For Nick Pham, a nonbinary trail runner in Portland, pushing the Portland Marathon to let them compete meant not taking “no” for an answer.

“I started asking for permission to join without even realizing what a huge wall was standing in front of me,” they said.

Pham couldn’t register for the October 2021 half marathon except as a male or female. After the marathon first told them in June last year it couldn’t change the registration portal, Pham took to social media to gauge if they were asking for too much with other trans and nonbinary people.

They found that most people had no idea that nonbinary people were being excluded from races.

“It’s not even that other people aren’t upset about this. Nobody even knows,” they said.

Pham pushed back harder — contacting race sponsors, adding a lawyer they knew to email exchanges, and explaining to Portland Marathon why it was so important for nonbinary racers to join.

Portland Marathon agreed to give Pham a handwritten bib and helped them register without going through the website. But Pham pressed on for more codified inclusion.

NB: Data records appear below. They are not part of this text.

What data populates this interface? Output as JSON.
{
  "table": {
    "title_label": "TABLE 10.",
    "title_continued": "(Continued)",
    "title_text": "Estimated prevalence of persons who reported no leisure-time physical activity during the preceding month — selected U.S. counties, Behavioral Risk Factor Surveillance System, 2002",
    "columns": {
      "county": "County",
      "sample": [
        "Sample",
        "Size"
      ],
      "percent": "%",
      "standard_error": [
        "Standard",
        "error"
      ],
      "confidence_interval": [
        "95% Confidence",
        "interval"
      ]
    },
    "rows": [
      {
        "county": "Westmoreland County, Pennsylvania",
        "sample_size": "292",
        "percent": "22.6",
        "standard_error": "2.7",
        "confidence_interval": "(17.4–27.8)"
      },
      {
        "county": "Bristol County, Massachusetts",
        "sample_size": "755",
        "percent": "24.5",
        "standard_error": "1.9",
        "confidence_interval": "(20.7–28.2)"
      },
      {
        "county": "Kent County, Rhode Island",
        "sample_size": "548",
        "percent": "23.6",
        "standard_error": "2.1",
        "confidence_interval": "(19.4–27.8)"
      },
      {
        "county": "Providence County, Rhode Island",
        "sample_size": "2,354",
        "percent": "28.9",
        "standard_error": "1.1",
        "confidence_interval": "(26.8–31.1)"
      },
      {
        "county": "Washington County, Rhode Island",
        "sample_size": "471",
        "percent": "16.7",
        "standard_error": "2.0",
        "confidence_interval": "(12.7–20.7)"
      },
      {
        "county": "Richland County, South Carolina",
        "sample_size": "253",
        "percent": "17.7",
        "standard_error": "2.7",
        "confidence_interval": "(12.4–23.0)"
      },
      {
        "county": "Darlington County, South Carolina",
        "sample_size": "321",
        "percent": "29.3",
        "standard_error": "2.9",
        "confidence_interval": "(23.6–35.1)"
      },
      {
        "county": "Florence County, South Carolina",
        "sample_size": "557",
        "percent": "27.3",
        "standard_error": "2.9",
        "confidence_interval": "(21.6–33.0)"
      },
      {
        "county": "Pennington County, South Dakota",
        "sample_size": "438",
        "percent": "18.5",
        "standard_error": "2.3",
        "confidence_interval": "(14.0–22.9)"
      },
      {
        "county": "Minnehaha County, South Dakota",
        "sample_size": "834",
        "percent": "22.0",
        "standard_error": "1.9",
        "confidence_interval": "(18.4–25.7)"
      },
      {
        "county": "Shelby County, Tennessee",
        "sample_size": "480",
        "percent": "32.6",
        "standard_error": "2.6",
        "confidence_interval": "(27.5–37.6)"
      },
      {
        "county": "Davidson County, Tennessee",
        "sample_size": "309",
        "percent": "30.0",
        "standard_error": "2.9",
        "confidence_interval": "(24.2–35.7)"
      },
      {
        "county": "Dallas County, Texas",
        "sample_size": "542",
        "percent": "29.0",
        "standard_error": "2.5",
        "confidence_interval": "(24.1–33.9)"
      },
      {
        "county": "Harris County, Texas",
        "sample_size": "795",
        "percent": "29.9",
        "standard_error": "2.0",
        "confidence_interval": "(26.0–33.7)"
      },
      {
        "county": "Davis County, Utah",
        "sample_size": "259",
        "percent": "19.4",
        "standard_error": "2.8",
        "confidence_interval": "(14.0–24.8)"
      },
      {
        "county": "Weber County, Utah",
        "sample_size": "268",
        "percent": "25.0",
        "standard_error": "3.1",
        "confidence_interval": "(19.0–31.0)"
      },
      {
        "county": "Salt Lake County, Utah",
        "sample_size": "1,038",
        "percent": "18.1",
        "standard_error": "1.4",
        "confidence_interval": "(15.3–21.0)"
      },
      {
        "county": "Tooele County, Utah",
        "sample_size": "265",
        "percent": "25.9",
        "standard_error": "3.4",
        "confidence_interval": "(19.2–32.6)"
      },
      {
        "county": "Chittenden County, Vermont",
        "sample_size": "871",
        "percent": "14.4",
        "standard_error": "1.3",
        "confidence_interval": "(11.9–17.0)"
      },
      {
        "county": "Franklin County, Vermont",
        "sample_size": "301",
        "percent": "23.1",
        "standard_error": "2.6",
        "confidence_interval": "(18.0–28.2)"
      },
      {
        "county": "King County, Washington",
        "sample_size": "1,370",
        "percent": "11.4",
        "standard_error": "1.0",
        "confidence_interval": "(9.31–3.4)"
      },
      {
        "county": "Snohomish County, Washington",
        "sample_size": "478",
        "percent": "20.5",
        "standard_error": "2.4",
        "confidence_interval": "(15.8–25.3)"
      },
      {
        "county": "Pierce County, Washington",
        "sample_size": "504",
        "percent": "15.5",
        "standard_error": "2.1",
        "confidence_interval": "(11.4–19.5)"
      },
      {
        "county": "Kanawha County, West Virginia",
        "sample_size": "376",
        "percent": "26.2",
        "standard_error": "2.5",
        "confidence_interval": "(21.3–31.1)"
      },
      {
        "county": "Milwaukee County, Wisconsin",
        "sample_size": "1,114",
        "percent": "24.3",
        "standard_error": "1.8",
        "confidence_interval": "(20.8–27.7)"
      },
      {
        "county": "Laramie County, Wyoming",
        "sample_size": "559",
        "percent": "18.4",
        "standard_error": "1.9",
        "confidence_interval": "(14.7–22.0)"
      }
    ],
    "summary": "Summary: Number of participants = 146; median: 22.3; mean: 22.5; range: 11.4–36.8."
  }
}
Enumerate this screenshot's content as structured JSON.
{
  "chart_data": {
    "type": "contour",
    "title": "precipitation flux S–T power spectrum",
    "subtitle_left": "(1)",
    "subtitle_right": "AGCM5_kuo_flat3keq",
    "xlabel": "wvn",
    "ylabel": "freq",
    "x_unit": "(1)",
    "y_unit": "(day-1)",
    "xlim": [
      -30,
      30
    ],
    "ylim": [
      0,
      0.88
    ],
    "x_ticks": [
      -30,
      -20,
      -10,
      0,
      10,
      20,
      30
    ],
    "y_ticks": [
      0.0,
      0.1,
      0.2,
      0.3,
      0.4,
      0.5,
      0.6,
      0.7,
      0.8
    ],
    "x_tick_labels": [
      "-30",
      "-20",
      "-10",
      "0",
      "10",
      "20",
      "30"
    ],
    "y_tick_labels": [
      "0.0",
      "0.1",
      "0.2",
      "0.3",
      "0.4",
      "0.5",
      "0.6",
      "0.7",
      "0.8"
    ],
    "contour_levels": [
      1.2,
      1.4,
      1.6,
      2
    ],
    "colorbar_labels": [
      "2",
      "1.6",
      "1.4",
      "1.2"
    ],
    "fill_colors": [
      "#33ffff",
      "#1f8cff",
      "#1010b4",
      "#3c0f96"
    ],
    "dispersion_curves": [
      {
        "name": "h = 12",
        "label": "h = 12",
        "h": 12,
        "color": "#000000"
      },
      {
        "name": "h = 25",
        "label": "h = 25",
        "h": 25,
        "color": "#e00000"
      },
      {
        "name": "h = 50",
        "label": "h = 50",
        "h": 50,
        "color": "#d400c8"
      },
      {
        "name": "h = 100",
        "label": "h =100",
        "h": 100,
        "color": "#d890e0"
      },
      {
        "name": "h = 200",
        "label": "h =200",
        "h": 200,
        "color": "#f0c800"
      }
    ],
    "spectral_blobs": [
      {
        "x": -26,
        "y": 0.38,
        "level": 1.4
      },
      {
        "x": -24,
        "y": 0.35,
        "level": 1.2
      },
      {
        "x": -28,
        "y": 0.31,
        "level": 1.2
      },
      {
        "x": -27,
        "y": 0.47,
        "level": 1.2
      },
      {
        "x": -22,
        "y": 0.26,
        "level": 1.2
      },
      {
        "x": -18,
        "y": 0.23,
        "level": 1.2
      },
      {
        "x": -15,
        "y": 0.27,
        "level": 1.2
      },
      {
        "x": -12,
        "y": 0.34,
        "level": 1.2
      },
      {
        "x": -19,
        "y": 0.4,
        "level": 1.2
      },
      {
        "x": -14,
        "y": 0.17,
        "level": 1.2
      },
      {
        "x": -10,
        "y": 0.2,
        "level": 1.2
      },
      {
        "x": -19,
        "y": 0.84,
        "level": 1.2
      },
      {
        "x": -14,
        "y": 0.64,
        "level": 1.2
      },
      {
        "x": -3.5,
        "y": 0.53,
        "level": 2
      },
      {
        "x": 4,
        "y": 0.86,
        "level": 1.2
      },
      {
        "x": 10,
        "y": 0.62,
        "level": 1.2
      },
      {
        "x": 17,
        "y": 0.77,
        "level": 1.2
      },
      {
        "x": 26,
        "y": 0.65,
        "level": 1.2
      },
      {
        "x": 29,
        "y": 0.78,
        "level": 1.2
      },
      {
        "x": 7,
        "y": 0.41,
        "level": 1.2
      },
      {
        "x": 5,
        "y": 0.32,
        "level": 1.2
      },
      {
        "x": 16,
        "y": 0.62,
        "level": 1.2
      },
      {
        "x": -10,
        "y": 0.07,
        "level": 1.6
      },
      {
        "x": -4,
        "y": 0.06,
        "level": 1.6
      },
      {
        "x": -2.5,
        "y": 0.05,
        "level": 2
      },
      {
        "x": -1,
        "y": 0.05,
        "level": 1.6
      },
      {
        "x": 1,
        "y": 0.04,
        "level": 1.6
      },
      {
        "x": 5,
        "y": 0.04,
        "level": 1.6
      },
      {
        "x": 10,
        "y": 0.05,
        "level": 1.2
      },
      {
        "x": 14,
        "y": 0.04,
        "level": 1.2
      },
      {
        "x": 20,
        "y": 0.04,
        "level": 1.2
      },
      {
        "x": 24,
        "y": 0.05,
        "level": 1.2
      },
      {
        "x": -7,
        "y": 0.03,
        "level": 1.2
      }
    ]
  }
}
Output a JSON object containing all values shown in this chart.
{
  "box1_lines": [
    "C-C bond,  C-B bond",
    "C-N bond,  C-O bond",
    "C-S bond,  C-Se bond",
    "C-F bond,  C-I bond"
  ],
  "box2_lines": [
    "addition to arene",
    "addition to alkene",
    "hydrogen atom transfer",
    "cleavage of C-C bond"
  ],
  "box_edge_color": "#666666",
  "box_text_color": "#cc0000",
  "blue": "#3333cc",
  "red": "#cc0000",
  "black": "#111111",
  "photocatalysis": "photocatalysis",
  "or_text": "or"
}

Five weeks before race day, Portland Marathon contacted Pham confirming that they had fixed the registration portal. The race now allows runners to sign up in a separate gender division, “non-binary or prefer not to disclose.”

The Portland Marathon did not respond to a request for comment.

In May this year, Calamia became the first person to win the San Francisco Bay to Breakers race in the nonbinary division. They were able to gain that recognition after leading a pressure campaign for the race to let nonbinary people win awards. Previously, the race let them register, but no chance to place.

“I think it goes to show that nonbinary people are so often erased and dismissed,” he said. Being told that they could compete, but still wouldn’t be able to win, struck him as an apt summary of how society fails to take nonbinary people seriously.

Last month, Calamia became the first winner of the San Francisco Marathon’s newly created nonbinary division. Forty-two other runners joined the division — which the organization announced eight weeks prior to race day.

“It’s amazing to be a part of the category,” they said. “It’s a huge improvement from having none at all.”

While the race organizers made an effort to follow Fedorowski’s guide to nonbinary inclusion, Calamia said, there were still significant gaps — like the race expo not having gender neutral bathrooms and their bib categorizing them as “not specified” instead of nonbinary.

The San Francisco Marathon is working to place all-gender restroom signs at next year’s expo, a spokesperson said in an emailed statement, and there wasn’t time for nonbinary division bibs to be reprinted before the race started. The marathon plans to send a survey out to nonbinary division runners for feedback in the coming weeks, spokesperson Shoshanna Howard said.

For Calamia, the California races were part of a return to competition. Before the conversation around nonbinary race participation started to shift, Calamia had stopped registering for marathons for about three years. Being able to compete fully as a nonbinary person means they can have a good relationship with running again.

Pham also spoke about how running is deeply entwined with their trans identity, since they invested in it at the beginning of their transition. It’s a grounding experience that creates a space for them to feel strong even during a day when dysphoria eats at them at all other hours.

“Everything else falls away,” they said. “While I’m running, I’m kind to myself and I found that was a space I was able to love myself in. So as I continued into my transition, it became so much a part of how I healed and how I found myself.”